Another important consequence of a symmetric criterion is that it trivially generalises to comparing any number of models, such as we did in Table 2.1. One should however take care in such cases that models are not simply rejected by chance when a large number of models are simultaneously compared. By how much that chance would increase, and how best to account for this, are questions we leave for future work.

From a practical standpoint, the most important feature of the \(\Bemd{}\) is likely its ability to compare both specific model parametrisations of the same structural model, as well as structurally different models. Most other criteria listed in Fig. 2.8 only compare model structures, because they either assume globally optimal parameters (AIC, BIC), integrate over the entire parameter space (Bayes factor) or refit their parameters to each dataset (AIC, MDL). The calculation of the \(\Bemd{AB;c}\) between two models is also reasonably fast, taking less than a minute in most of our examples. Although calibration experiments are more computationally onerous, our experiments suggest that the \(\Bemd{AB;c}\) is largely insensitive to the scaling constant \(c\) when it is below a certain value (approximately 1 in our experiments). We anticipate therefore that practitioners may simply perform their exploratory analyses with a few different values of \(c\), and only perform the calibration experiments if there is indication that analyses are worth pursuing. Alternatively, since calibration is a function of experimental details, a laboratory might perform it once to determine a good value of \(c\) for its experimental setup, and then share that value between its projects.

Also important is that computing the \(\Bemd{}\) only requires knowledge which is usually accessible in practice: a method to generate synthetic samples from both \(\M_A\) and \(\M_B\), a method to generate true samples, and a loss function. Some reasoned choices are used to define the stochastic process \(\qproc\) in the PPF space, but they are limited by the hard constraints of that space: PPFs must be one-dimensional on \([0, 1]\), monotone, integrable, and non-accumulating. Hierarchical beta (HB) processes (which are further detailed in the Methods) satisfy those constraints, but it would be an interesting avenue of research to look for alternatives which also satisfy the desiderata for \(\qproc\). In particular, if one could define processes which better preserve the proportionality of Eq. 2.23, or allow for a faster computational implementation, the \(\Bemd{}\) could be applied to an even wider range of problems.

There are other open questions which could be worth clarifying in future work. One is the effect of finite samples: having fewer samples increases the uncertainty on the shape of the estimated mixed PPF \(\qs\), and should therefore increase the discrepancy with the synthetic PPF \(\qt\) (and thereby the estimate epistemic uncertainty). In this sense our method accounts for this implicitly, but whether it should do so explicitly (and how) is yet unexplored. It may also be desirable in such cases to use the same samples both to fit and test models, as it is commonly done in statistical model selection. One might explore for such cases the possibility of combining our adapting existing methods, such as those developed to estimate the \(\elpd\)[31, 62], to avoid selecting overfitted models.
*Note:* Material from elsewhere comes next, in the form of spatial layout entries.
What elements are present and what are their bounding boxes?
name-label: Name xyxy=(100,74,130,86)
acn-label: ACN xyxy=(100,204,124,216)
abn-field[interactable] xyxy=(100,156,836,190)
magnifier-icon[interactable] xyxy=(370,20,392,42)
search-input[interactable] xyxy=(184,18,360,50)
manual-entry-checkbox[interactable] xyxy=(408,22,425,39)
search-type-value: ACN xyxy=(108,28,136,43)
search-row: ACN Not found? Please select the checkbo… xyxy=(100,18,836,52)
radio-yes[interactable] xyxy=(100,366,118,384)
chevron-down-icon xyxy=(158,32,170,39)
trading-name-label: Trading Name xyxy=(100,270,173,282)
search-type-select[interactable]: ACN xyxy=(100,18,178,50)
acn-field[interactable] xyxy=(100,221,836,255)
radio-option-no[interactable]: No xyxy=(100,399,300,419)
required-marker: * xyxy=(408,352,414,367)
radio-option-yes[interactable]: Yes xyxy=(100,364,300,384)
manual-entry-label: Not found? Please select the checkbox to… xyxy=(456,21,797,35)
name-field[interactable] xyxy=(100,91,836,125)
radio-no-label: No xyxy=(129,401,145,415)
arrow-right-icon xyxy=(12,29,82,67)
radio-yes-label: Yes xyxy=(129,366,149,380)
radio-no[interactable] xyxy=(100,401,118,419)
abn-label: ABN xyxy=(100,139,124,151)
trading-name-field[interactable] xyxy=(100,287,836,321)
More generally, we hope that practitioners view the \(\Bemd{}\) criterion not as a prescription, but as a framework which can be adapted to their problem. This adaptivity offers many opportunities to incorporate domain expertise: in the choice of the candidate models, the loss function, sensitivity parameter \(c\), rejection threshold \(\falsifythreshold\), and epistemic distributions used to validate \(c\). These are clear interpretable choices which help express scientific intent.